Le régime colonial, “basé sur l’exploitation et la domination”, était “celui d’une relation inégale, en soi injustifiable, marqué par le paternalisme, les discriminations et le racisme. Il a donné lieu à des exactions et des humiliations”, a déclaré solennellement le souverain dans un discours prononcé à Kinshasa, sur l’esplanade du Parlement.
“À l’occasion de mon premier voyage au Congo (…), je désire réaffirmer mes plus profonds regrets pour ces blessures du passé”, a-t-il ajouté.
En 2020, le roi Philippe a écrit au président Tshisekedi à l’occasion du 60e anniversaire de l’indépendance du pays pour exprimer ses « plus profonds regrets » pour les exactions coloniales commises sous ses ancêtres. Mais la princesse Esmeralda a déclaré qu’il en fallait plus: “Je pense que les excuses devraient probablement arriver bientôt, des excuses formelles pour le passé et pour les atrocités coloniales qui ont été commises”.

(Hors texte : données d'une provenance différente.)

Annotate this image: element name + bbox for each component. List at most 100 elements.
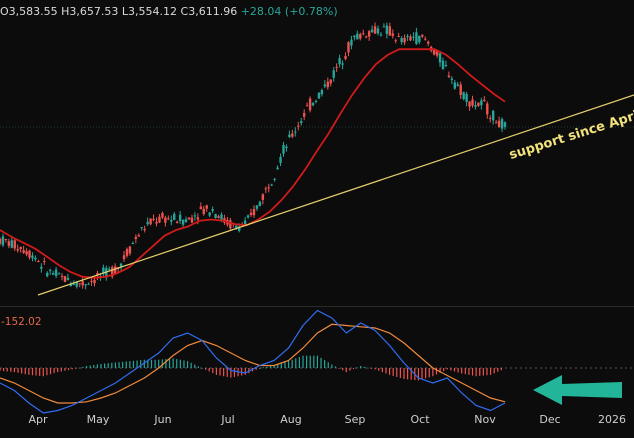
macd-histogram-bar: [468, 368, 470, 375]
candle-body: [81, 281, 84, 286]
candle-body: [220, 214, 223, 220]
candle-body: [122, 255, 126, 260]
candle-body: [119, 263, 123, 268]
macd-histogram-bar: [183, 360, 185, 368]
macd-histogram-bar: [464, 368, 466, 375]
candle-body: [441, 60, 445, 70]
macd-histogram-bar: [457, 368, 459, 373]
candle-body: [13, 240, 16, 249]
macd-histogram-bar: [205, 368, 207, 370]
macd-histogram-bar: [10, 368, 12, 372]
macd-histogram-bar: [194, 364, 196, 368]
candle-body: [40, 266, 43, 269]
x-tick-label: Jun: [154, 413, 172, 426]
candle-body: [199, 206, 203, 210]
macd-histogram-bar: [53, 368, 55, 374]
candle-body: [503, 122, 507, 127]
macd-histogram-bar: [150, 359, 153, 368]
macd-histogram-bar: [453, 368, 456, 372]
candle-body: [373, 26, 377, 34]
candle-body: [69, 283, 73, 287]
macd-histogram-bar: [309, 355, 311, 368]
candle-body: [491, 110, 495, 121]
macd-histogram-bar: [396, 368, 398, 377]
candle-body: [161, 213, 164, 218]
macd-histogram-bar: [497, 368, 499, 372]
candle-body: [438, 53, 442, 63]
change-value: +28.04 (+0.78%): [240, 5, 338, 18]
candle-body: [43, 260, 46, 262]
macd-histogram-bar: [471, 368, 474, 376]
macd-histogram-bar: [399, 368, 401, 378]
macd-histogram-bar: [320, 357, 322, 368]
x-tick-label: Oct: [410, 413, 430, 426]
candle-body: [494, 122, 498, 124]
candle-body: [202, 208, 205, 215]
candle-body: [84, 284, 87, 286]
candle-body: [297, 125, 300, 127]
macd-histogram-bar: [85, 365, 88, 368]
candle-body: [394, 40, 397, 42]
candle-body: [474, 104, 477, 107]
macd-histogram-bar: [154, 359, 156, 368]
macd-histogram-bar: [35, 368, 37, 376]
candle-body: [424, 38, 427, 40]
macd-histogram-bar: [132, 360, 135, 368]
candle-body: [184, 219, 188, 222]
macd-histogram-bar: [421, 368, 423, 380]
macd-histogram-bar: [316, 355, 319, 368]
macd-histogram-bar: [443, 368, 445, 372]
candle-body: [367, 31, 371, 37]
macd-histogram-bar: [349, 368, 351, 371]
macd-histogram-bar: [280, 363, 282, 368]
candle-body: [205, 205, 208, 209]
macd-histogram-bar: [67, 368, 70, 371]
macd-histogram-bar: [352, 368, 355, 370]
candle-body: [285, 146, 288, 149]
candle-body: [217, 216, 220, 219]
candle-body: [311, 103, 315, 106]
macd-histogram-bar: [21, 368, 23, 374]
candle-body: [57, 273, 61, 275]
macd-histogram-bar: [197, 366, 199, 368]
macd-histogram-bar: [259, 368, 261, 369]
candle-body: [238, 226, 241, 231]
macd-histogram-bar: [219, 368, 221, 376]
candle-body: [87, 283, 90, 285]
candle-body: [400, 37, 403, 43]
macd-histogram-bar: [28, 368, 30, 375]
candle-body: [432, 50, 436, 55]
candle-body: [450, 78, 454, 80]
macd-histogram-bar: [417, 368, 420, 381]
candle-body: [252, 208, 256, 216]
candle-body: [249, 212, 253, 215]
macd-histogram-bar: [486, 368, 488, 376]
macd-histogram-bar: [244, 368, 246, 375]
candle-body: [329, 79, 332, 84]
macd-histogram-bar: [306, 355, 308, 368]
candle-body: [294, 131, 297, 133]
candle-body: [75, 281, 78, 287]
candle-body: [193, 215, 197, 217]
candle-body: [255, 205, 259, 209]
macd-histogram-bar: [143, 359, 145, 368]
candle-body: [164, 217, 167, 223]
candle-body: [341, 63, 344, 65]
macd-histogram-bar: [331, 364, 333, 368]
x-tick-label: Nov: [474, 413, 496, 426]
candle-body: [291, 133, 294, 137]
macd-histogram-bar: [345, 368, 347, 373]
candle-body: [96, 273, 99, 276]
macd-histogram-bar: [284, 362, 286, 368]
candle-body: [308, 98, 312, 111]
x-tick-label: 2026: [598, 413, 626, 426]
candle-body: [78, 283, 81, 285]
macd-histogram-bar: [208, 368, 210, 372]
candle-body: [178, 214, 182, 222]
macd-histogram-bar: [327, 362, 329, 368]
candle-body: [187, 217, 191, 220]
candle-body: [134, 236, 138, 240]
macd-histogram-bar: [367, 367, 369, 369]
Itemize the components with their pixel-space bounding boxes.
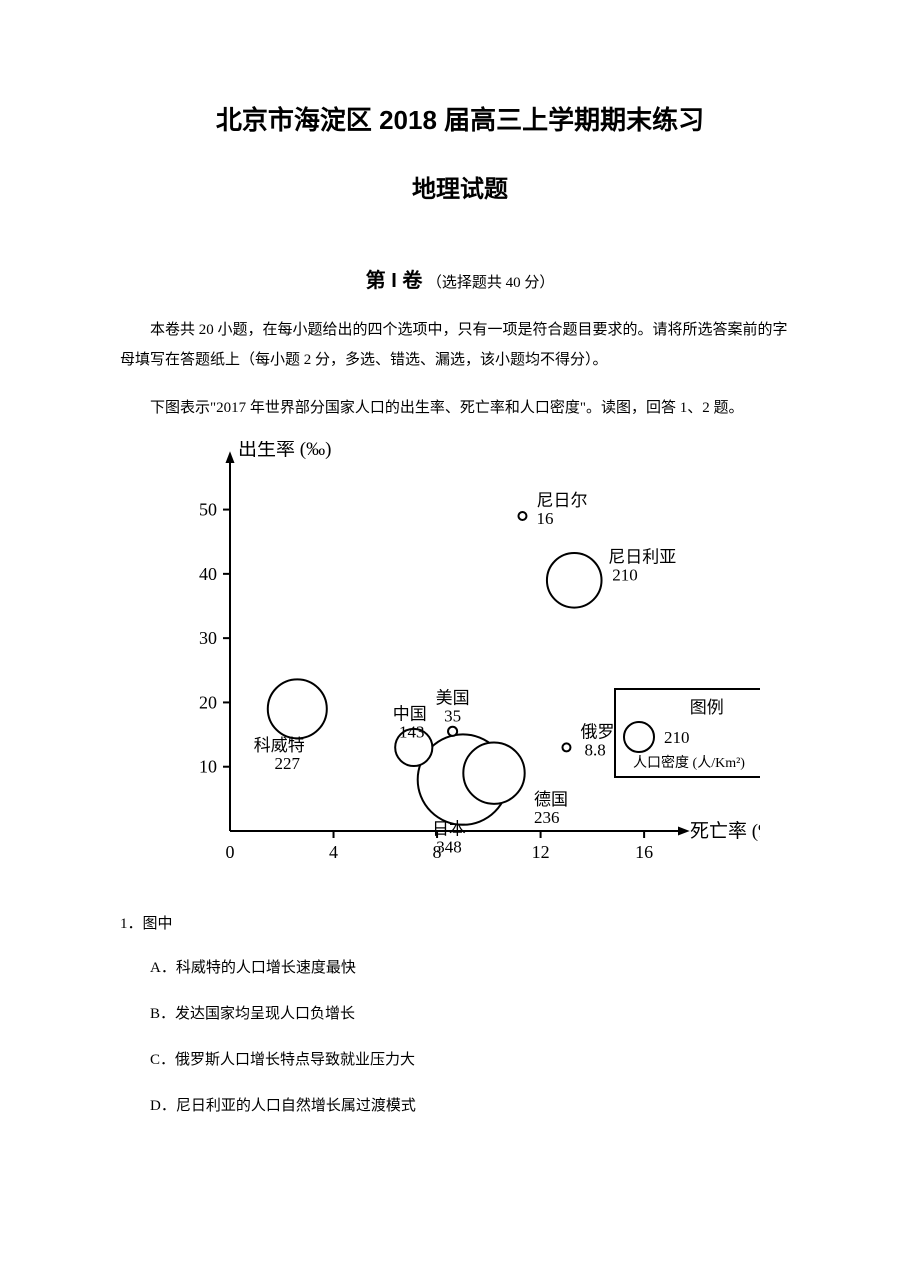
svg-text:日本: 日本	[432, 820, 466, 839]
option-key: B．	[150, 1006, 175, 1022]
page-title: 北京市海淀区 2018 届高三上学期期末练习	[120, 100, 800, 137]
svg-text:210: 210	[612, 565, 638, 584]
svg-text:10: 10	[199, 757, 217, 777]
svg-text:20: 20	[199, 692, 217, 712]
instructions-paragraph: 本卷共 20 小题，在每小题给出的四个选项中，只有一项是符合题目要求的。请将所选…	[120, 315, 800, 375]
section-header: 第 I 卷 （选择题共 40 分）	[120, 264, 800, 293]
svg-text:中国: 中国	[393, 704, 427, 723]
svg-text:死亡率 (‰): 死亡率 (‰)	[690, 820, 760, 842]
svg-text:12: 12	[532, 842, 550, 862]
question-number: 1．	[120, 916, 143, 932]
question-stem: 1．图中	[120, 909, 800, 939]
svg-text:出生率 (‰): 出生率 (‰)	[238, 441, 331, 460]
option-b: B．发达国家均呈现人口负增长	[120, 999, 800, 1029]
option-text: 发达国家均呈现人口负增长	[175, 1006, 355, 1022]
svg-text:德国: 德国	[534, 790, 568, 809]
figure-prompt: 下图表示"2017 年世界部分国家人口的出生率、死亡率和人口密度"。读图，回答 …	[120, 393, 800, 423]
svg-text:40: 40	[199, 564, 217, 584]
svg-text:美国: 美国	[436, 688, 470, 707]
svg-text:4: 4	[329, 842, 338, 862]
option-c: C．俄罗斯人口增长特点导致就业压力大	[120, 1045, 800, 1075]
svg-text:30: 30	[199, 628, 217, 648]
option-key: D．	[150, 1098, 176, 1114]
option-a: A．科威特的人口增长速度最快	[120, 953, 800, 983]
svg-text:227: 227	[275, 754, 301, 773]
svg-text:210: 210	[664, 728, 690, 747]
svg-text:科威特: 科威特	[254, 736, 305, 755]
section-note: （选择题共 40 分）	[427, 275, 555, 291]
bubble-chart: 04812161020304050出生率 (‰)死亡率 (‰)尼日尔16尼日利亚…	[150, 441, 800, 881]
svg-text:143: 143	[399, 722, 425, 741]
svg-text:尼日利亚: 尼日利亚	[608, 547, 676, 566]
section-label: 第 I 卷	[366, 270, 423, 292]
svg-text:8.8: 8.8	[584, 740, 605, 759]
option-d: D．尼日利亚的人口自然增长属过渡模式	[120, 1091, 800, 1121]
page-subtitle: 地理试题	[120, 169, 800, 204]
svg-text:16: 16	[635, 842, 653, 862]
svg-text:236: 236	[534, 808, 560, 827]
svg-text:35: 35	[444, 706, 461, 725]
option-key: C．	[150, 1052, 175, 1068]
svg-text:348: 348	[436, 838, 462, 857]
svg-text:人口密度 (人/Km²): 人口密度 (人/Km²)	[633, 754, 745, 771]
option-text: 科威特的人口增长速度最快	[176, 960, 356, 976]
svg-text:0: 0	[226, 842, 235, 862]
question-text: 图中	[143, 916, 173, 932]
option-text: 尼日利亚的人口自然增长属过渡模式	[176, 1098, 416, 1114]
svg-text:图例: 图例	[690, 698, 724, 717]
svg-text:16: 16	[536, 509, 553, 528]
chart-svg: 04812161020304050出生率 (‰)死亡率 (‰)尼日尔16尼日利亚…	[150, 441, 760, 881]
svg-text:50: 50	[199, 500, 217, 520]
option-text: 俄罗斯人口增长特点导致就业压力大	[175, 1052, 415, 1068]
svg-text:尼日尔: 尼日尔	[536, 491, 587, 510]
option-key: A．	[150, 960, 176, 976]
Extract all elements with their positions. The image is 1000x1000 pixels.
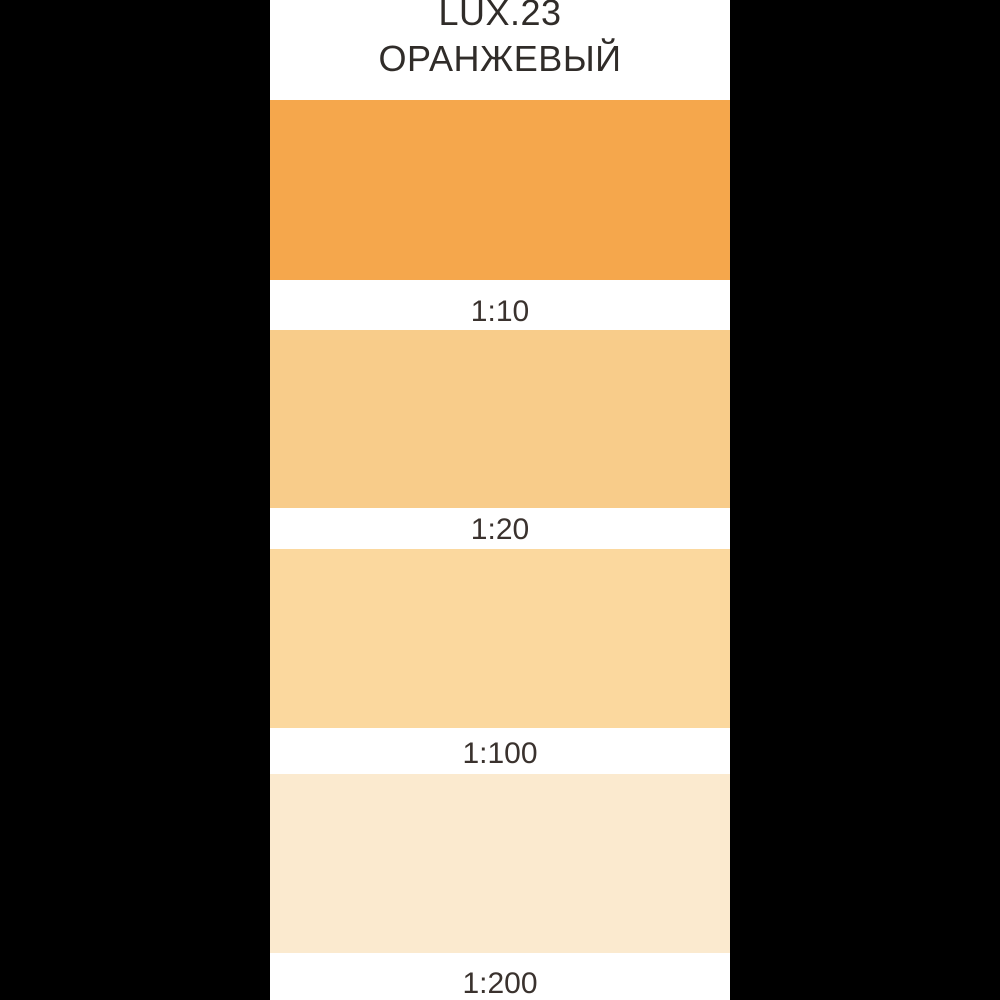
color-name: ОРАНЖЕВЫЙ [378, 38, 622, 79]
swatch-1-20 [270, 330, 730, 508]
ratio-label-1-100: 1:100 [462, 737, 538, 770]
swatch-1-200 [270, 774, 730, 953]
card-title: LUX.23 ОРАНЖЕВЫЙ [270, 0, 730, 82]
product-code: LUX.23 [438, 0, 562, 33]
ratio-label-1-200: 1:200 [462, 967, 538, 1000]
color-card: LUX.23 ОРАНЖЕВЫЙ 1:10 1:20 1:100 1:200 [270, 0, 730, 1000]
ratio-label-1-10: 1:10 [470, 295, 530, 328]
swatch-1-100 [270, 549, 730, 728]
swatch-1-10 [270, 100, 730, 280]
ratio-label-1-20: 1:20 [470, 513, 530, 546]
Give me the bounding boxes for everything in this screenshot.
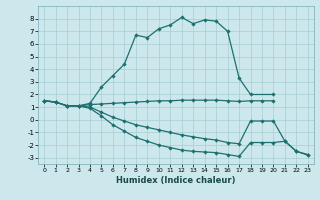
X-axis label: Humidex (Indice chaleur): Humidex (Indice chaleur) xyxy=(116,176,236,185)
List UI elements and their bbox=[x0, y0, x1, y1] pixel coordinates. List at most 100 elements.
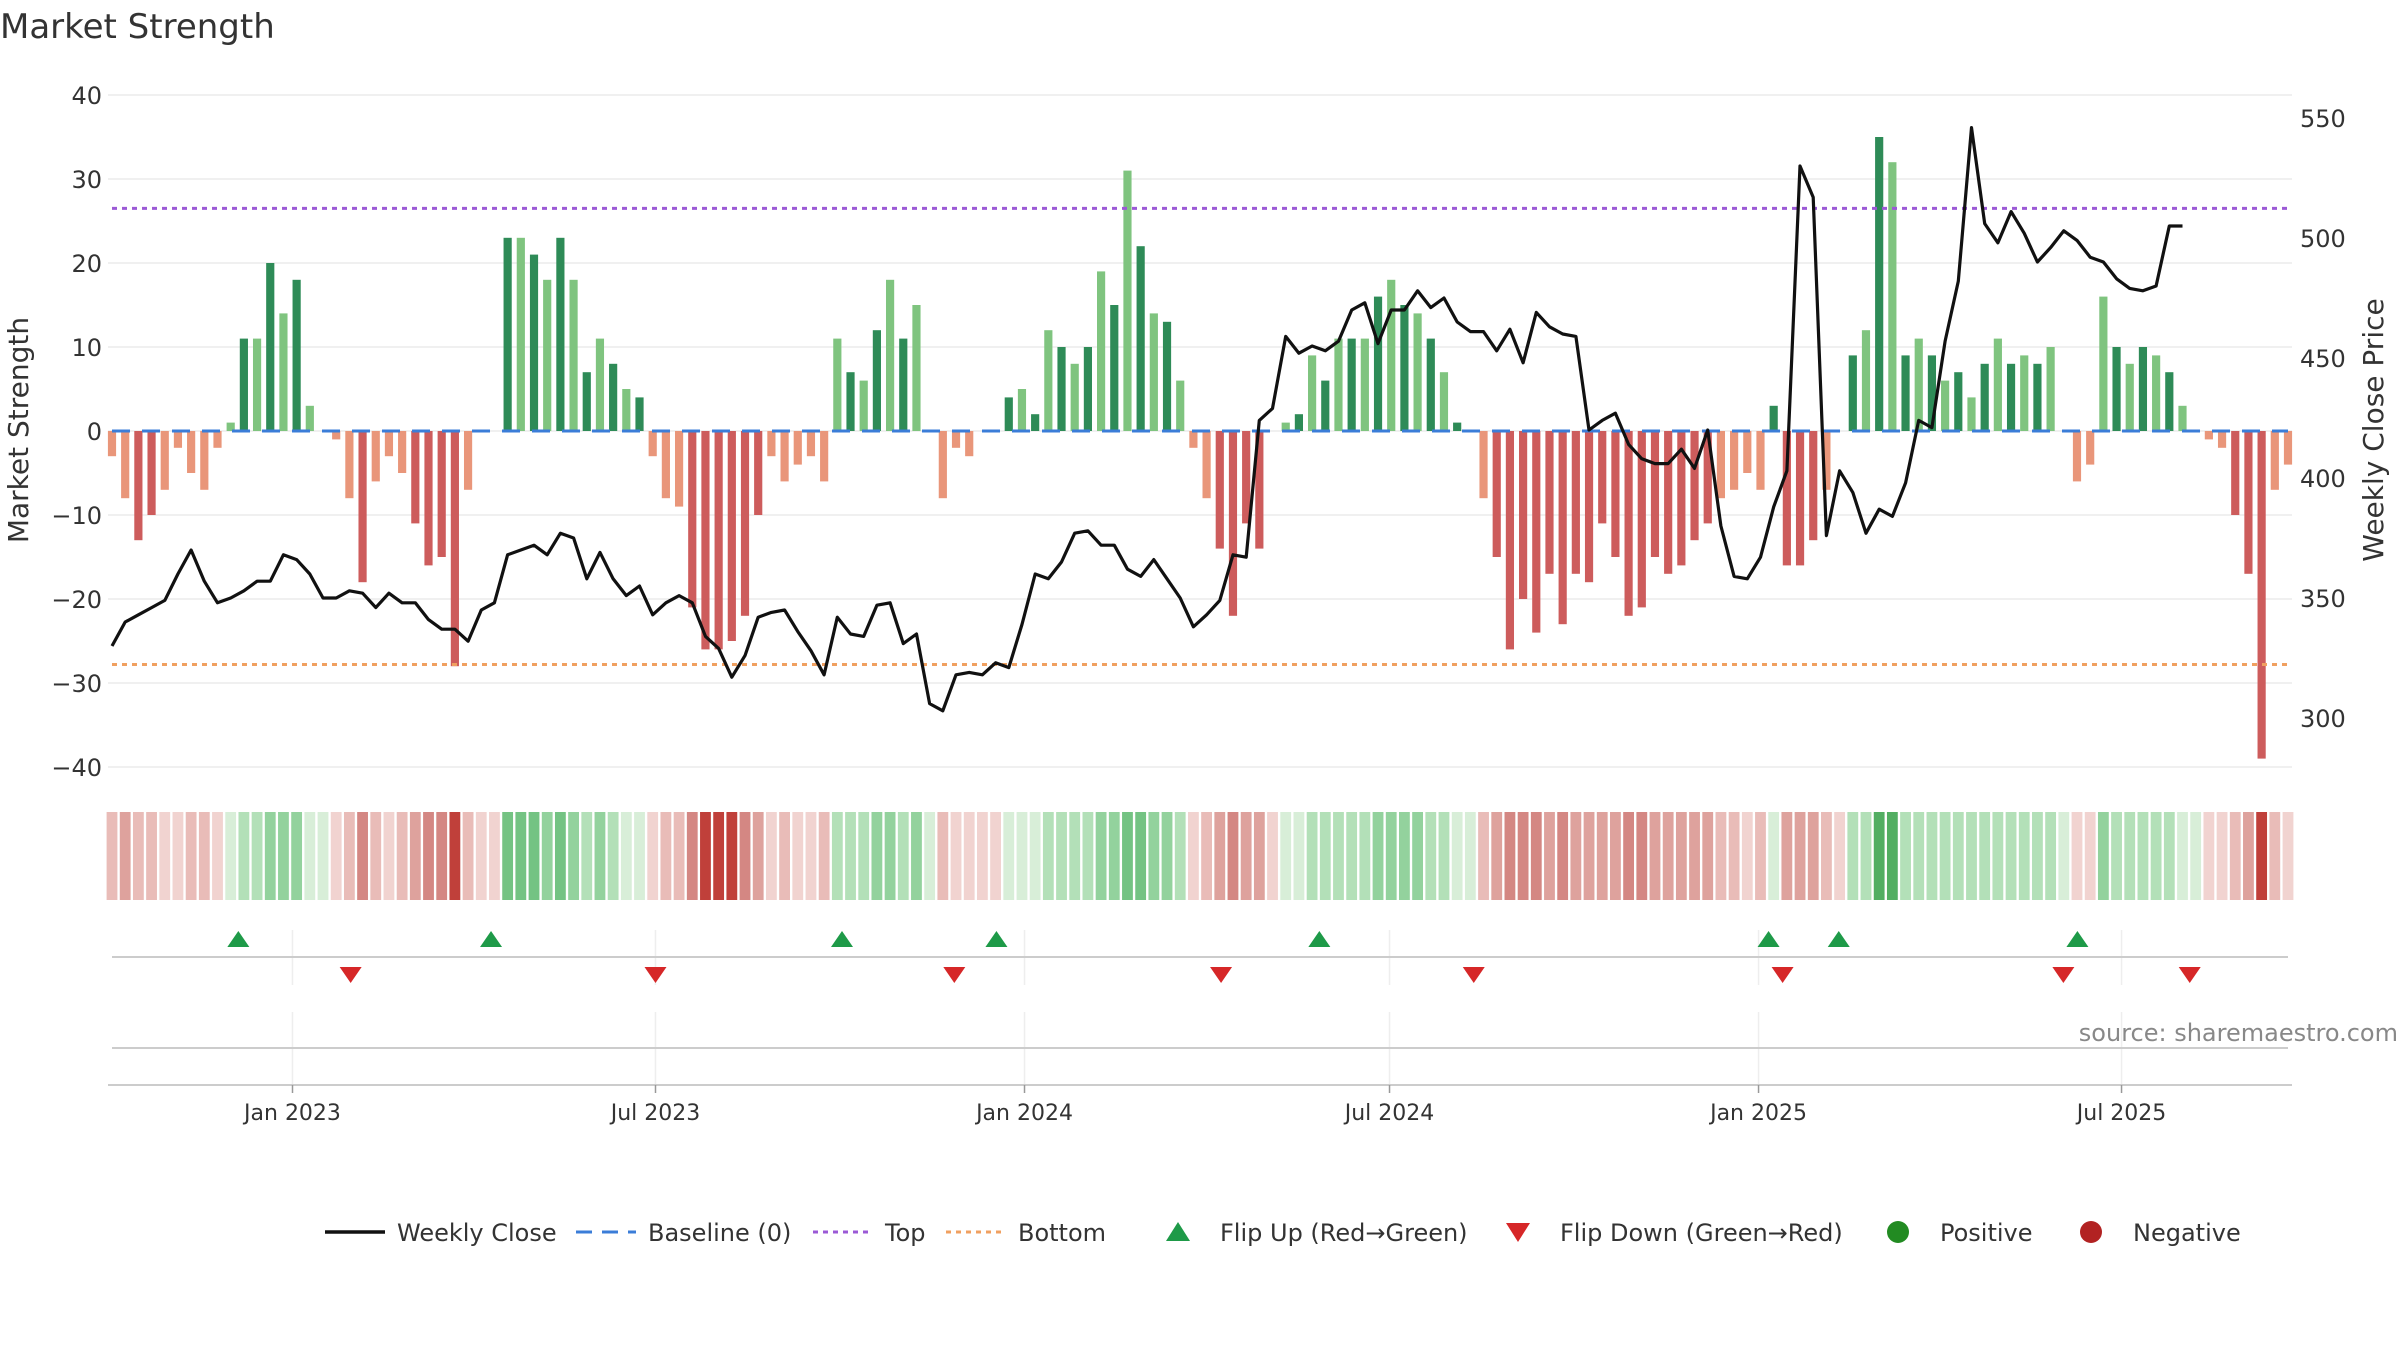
strength-bar bbox=[1004, 397, 1013, 431]
strength-bar bbox=[252, 338, 262, 431]
legend-swatch bbox=[1506, 1223, 1530, 1242]
intensity-cell bbox=[278, 812, 289, 900]
intensity-cell bbox=[2243, 812, 2254, 900]
strength-bar bbox=[1519, 431, 1528, 599]
strength-bar bbox=[1215, 431, 1224, 549]
intensity-cell bbox=[713, 812, 725, 900]
strength-bar bbox=[846, 372, 855, 431]
intensity-cell bbox=[132, 812, 144, 900]
intensity-cell bbox=[1702, 812, 1714, 900]
strength-bar bbox=[648, 431, 657, 457]
strength-bar bbox=[1809, 431, 1818, 541]
strength-bar bbox=[1532, 431, 1541, 633]
strength-bar bbox=[1954, 372, 1963, 431]
strength-bar bbox=[2231, 431, 2240, 515]
flip-down-marker bbox=[2178, 967, 2201, 983]
intensity-cell bbox=[1187, 812, 1199, 900]
intensity-cell bbox=[2177, 812, 2188, 900]
intensity-cell bbox=[1029, 812, 1041, 900]
strength-bar bbox=[1584, 431, 1594, 583]
strength-bar bbox=[213, 431, 222, 448]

La visite d’une semaine du roi Philippe, sa première depuis son accession au trône en 2013, a reçu un accueil mitigé de la part des personnes avec lesquelles la BBC s’est entretenue à Kinshasa.
“Je suis très content de cette visite, car le pays va mal depuis le départ des Belges”, a déclaré une personne. Tandis qu’une autre s’est montrée moins enthousiaste : “Le président décide d’inviter le roi des Belges, pour faire quoi, nous piller à nouveau ?”
Dans le cadre du voyage, le roi Phillipe a également rencontré le caporal Albert Kunyuku, le dernier vétéran congolais survivant de la Seconde Guerre mondiale qui a combattu aux côtés des Belges. Lors d’un mémorial d’anciens combattants, une couronne a été déposée et le roi Phillipe a remis une médaille au caporal Kunyuku.
Le couple royal a passé la journée de jeudi à Kinshasa, avant de se rendre à Lubumbashi (sud-est) puis à Bukavu, dans l’est, où il visitera, dimanche, la clinique du gynécologue Denis Mukwege, colauréat du prix Nobel de la paix en 2018 pour son action en faveur des femmes victimes de viols.
L’est du pays est en proie aux violences de groupes armés depuis près de 30 ans et cette visite intervient en plein regain de tension entre la RD Congo et son voisin le Rwanda, accusé par Kinshasa de soutenir des rebelles.
Le roi a évoqué dans son discours “l’intégrité territoriale du Congo” et l’instabilité dans l’Est, “où règnent trop souvent une violence inhumaine et l’impunité”. “Cette situation ne peut plus durer”, a-t-il dit.
Parmi les domaines de coopération qu’il voudrait voir renforcés, le président congolais a mentionné, de son côté, devant la presse, la “coopération militaire”. Un temps suspendue, celle-ci a repris par de la formation, mais, a-t-il dit, “c’est à la Belgique de voir ce qu’elle peut apporter de plus”.